Watermark is well known for its "Re:generation recovery" program. This is a 12-Step Christ-Centered recovery that is devoted to helping people find freedom from all struggles, including: anxiety/depression, pornography, fear, control, substance abuse, codependency, sexual abuse, same-sex attraction, eating disorders/body image, anger, obsessive thoughts, as well as any other struggle.

In April of 2021 founder Todd Wagner stepped down as Senior Pastor of Watermark.

== Church properties ==
Watermark Community Church has launched several new campuses over the last two decade, with the intention that these satellite campuses would eventually form into fully-functional independent churches.

=== Frisco ===
Watermark Frisco launched on July 7, 2019 and meets at Frisco High School in Frisco, TX.

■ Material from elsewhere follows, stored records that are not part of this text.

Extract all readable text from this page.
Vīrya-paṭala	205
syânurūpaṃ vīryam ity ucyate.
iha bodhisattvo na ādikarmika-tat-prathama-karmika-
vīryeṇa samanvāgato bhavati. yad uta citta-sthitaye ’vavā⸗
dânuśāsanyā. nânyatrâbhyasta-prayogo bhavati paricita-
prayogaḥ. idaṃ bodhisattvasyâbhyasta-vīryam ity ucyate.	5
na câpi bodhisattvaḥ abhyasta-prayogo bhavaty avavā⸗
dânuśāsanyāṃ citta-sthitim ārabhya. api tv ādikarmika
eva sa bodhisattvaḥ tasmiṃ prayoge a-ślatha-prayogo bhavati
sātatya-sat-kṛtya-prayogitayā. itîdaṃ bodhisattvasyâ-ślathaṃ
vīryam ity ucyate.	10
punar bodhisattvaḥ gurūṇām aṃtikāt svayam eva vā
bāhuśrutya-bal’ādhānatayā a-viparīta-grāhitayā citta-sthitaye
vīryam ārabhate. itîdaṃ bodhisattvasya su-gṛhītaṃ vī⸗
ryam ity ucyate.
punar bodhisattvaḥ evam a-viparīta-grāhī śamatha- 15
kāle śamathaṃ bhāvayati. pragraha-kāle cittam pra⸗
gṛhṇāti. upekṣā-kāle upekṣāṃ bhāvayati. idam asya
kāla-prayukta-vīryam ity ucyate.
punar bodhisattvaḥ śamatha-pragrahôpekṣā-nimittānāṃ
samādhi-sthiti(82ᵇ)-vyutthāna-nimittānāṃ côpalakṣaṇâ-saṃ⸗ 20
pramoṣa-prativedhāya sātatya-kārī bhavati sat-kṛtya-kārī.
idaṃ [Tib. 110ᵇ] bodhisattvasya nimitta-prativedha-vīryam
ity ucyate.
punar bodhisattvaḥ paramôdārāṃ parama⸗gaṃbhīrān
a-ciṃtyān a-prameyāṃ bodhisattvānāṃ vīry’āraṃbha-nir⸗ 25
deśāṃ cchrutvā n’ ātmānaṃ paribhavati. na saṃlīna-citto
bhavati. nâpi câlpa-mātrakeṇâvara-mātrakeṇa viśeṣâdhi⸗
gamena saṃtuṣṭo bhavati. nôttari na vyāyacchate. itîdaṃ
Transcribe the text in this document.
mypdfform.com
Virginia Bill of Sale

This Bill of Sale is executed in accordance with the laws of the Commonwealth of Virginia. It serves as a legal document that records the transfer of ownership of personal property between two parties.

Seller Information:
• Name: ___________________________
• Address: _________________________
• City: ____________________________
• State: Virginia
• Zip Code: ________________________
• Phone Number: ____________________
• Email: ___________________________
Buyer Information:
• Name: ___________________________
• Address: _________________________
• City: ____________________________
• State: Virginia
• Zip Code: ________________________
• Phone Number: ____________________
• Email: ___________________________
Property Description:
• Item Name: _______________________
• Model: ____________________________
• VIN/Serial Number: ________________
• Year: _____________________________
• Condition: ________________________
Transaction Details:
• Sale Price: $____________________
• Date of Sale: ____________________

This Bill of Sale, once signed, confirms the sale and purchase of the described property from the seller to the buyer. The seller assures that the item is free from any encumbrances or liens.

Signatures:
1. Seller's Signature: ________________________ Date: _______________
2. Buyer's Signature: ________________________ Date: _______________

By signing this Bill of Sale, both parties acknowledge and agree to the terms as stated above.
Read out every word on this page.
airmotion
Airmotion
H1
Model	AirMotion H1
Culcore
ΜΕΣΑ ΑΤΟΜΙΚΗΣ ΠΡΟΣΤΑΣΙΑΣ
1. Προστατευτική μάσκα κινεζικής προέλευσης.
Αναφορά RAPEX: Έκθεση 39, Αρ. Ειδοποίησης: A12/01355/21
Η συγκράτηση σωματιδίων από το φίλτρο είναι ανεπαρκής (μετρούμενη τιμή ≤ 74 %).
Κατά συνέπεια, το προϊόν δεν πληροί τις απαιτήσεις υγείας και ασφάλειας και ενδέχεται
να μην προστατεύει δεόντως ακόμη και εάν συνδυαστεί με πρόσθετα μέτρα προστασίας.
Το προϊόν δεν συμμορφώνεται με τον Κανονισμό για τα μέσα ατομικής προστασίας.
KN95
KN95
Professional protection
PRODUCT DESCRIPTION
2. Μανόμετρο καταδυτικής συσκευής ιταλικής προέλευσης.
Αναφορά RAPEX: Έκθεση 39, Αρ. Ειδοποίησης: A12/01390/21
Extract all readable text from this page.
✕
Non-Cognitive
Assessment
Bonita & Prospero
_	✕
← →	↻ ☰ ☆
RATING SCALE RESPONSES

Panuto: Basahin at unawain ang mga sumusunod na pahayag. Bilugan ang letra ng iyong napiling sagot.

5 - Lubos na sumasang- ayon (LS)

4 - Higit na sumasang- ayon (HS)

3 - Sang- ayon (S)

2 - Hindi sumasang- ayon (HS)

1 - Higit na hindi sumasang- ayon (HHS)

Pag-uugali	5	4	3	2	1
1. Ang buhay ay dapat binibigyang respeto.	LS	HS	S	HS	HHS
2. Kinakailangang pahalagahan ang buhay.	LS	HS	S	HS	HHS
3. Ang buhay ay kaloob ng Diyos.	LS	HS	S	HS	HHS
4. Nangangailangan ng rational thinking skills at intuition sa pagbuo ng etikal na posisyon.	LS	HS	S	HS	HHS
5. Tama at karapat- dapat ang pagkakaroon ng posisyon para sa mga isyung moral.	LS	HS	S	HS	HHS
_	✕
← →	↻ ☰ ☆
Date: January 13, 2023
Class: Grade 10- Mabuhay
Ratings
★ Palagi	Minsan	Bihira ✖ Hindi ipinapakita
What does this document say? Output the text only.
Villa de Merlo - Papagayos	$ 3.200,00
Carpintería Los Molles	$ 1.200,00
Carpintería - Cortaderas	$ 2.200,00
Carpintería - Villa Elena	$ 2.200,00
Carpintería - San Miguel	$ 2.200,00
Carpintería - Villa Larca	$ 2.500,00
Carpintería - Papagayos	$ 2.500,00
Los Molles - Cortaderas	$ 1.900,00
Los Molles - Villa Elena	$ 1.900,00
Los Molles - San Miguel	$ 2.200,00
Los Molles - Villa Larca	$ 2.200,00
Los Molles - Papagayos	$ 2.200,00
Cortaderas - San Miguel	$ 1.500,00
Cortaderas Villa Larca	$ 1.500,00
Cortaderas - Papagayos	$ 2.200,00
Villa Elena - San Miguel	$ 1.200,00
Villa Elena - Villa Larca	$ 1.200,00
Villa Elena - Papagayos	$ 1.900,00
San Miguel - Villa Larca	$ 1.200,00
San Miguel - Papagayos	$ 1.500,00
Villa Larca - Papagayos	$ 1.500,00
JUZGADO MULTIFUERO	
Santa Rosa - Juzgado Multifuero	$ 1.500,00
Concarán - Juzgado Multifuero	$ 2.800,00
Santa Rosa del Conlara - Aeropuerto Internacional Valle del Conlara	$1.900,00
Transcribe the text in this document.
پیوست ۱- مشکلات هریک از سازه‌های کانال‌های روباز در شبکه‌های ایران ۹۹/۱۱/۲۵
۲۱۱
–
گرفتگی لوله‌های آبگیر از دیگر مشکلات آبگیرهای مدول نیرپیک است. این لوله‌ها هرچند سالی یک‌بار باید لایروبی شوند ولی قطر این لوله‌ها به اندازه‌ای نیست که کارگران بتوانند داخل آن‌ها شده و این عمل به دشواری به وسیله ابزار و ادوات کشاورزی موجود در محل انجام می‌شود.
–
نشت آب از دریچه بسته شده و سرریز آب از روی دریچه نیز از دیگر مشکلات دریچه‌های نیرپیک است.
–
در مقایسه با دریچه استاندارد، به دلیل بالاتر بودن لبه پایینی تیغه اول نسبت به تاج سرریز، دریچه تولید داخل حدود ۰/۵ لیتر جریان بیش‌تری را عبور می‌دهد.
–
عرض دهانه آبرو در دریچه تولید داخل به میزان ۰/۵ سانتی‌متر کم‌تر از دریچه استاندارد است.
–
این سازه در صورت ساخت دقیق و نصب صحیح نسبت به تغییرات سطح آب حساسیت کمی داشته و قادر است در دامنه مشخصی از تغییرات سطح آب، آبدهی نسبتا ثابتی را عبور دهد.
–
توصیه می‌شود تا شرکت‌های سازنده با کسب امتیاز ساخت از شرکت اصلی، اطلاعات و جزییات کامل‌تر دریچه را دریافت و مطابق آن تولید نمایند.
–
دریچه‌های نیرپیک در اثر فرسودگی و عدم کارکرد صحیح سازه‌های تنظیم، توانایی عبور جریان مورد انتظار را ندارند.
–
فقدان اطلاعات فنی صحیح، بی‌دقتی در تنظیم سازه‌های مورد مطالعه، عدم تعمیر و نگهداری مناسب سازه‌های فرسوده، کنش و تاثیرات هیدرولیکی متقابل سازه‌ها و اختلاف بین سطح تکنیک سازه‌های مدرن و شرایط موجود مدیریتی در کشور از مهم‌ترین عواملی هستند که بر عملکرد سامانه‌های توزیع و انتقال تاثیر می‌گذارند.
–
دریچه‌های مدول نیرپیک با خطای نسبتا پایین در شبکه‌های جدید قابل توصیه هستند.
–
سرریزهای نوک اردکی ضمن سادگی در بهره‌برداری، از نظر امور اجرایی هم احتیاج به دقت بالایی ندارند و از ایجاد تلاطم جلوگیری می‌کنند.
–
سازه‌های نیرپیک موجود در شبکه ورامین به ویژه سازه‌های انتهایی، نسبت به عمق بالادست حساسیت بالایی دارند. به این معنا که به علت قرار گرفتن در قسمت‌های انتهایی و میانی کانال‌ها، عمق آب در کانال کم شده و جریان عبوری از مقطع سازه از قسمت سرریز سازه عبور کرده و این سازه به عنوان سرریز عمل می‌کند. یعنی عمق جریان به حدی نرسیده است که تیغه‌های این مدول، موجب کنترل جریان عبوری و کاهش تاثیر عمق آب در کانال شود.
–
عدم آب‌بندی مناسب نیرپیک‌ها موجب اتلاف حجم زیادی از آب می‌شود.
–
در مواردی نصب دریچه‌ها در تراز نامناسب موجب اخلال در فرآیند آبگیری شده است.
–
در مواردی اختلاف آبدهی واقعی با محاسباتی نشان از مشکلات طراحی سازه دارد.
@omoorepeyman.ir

In partnership with Centennial Community Church, Watermark Frisco launched as Onward Community Church to serve the Frisco community on September 12, 2021.

=== Fort Worth ===
A former campus in Fort Worth became an independent congregation on July 1, 2020 and maintains the name Watermark Fort Worth.

=== Plano ===
In 2014 Todd Wagner made a public announcement that the church was looking to expand to Plano. He further stated that the property they wished to purchase would cost $9.5 million. The Plano campus formally launched as an independent campus, CityBridge Community Church, on January 1, 2021.

=== Dallas ===
In 2015 it was announced that Watermark had the opportunity to purchase the second of two tower blocks adjacent to the main campus. The purchase was to be for $19 million, with $15 million needed as of October 10, 2015. As of 2016, Watermark has purchased an 8 year lease with plans to purchase the tower after the lease expires.

As of 2015 the Dallas Campus property was valued at $69.8 million.

In 2020 Watermark purchased the former Pearl C. Anderson Middle School property in South Dallas from the Dallas Independent School District for $211,000 in a public sale, an action which has upset church leaders in the community. Watermark intends to provide community services in the area, such as health care, job placement, and personal recovery.

==Doctrinal Positions==
Watermark's full doctrinal statement is publicly available. Its official doctrinal position is consistent with evangelical, dispensationalist churches. A selected summary is given here.

- Verbal plenary inspiration of the Bible.
- Trinitarian.
- Cessationist.
- "Sanctification ... is positional, progressive, and ultimate."
- The Church is the community of all believers.
- "The local church is an assembly of professed believers for the purposes of worship, study of the Word of God, observance of the ordinances, Christian fellowship, equipping for and practice of Kingdom service, specifically stewarding our lives for the purpose of fulfilling the Great Commission."
- There are two ordinances: baptism and the Lord's Supper.
- Premillennial.

Watermark is an elder-governed church.

==Criticism==
===Membership===
Under Watermark's governing documents, the church leadership may exercise "church discipline" up to and including terminating membership. Watermark's exercise of this clause has been criticized on at least one reported occasion:
- In 2016, Watermark terminated the membership of a man involved in a same-sex relationship.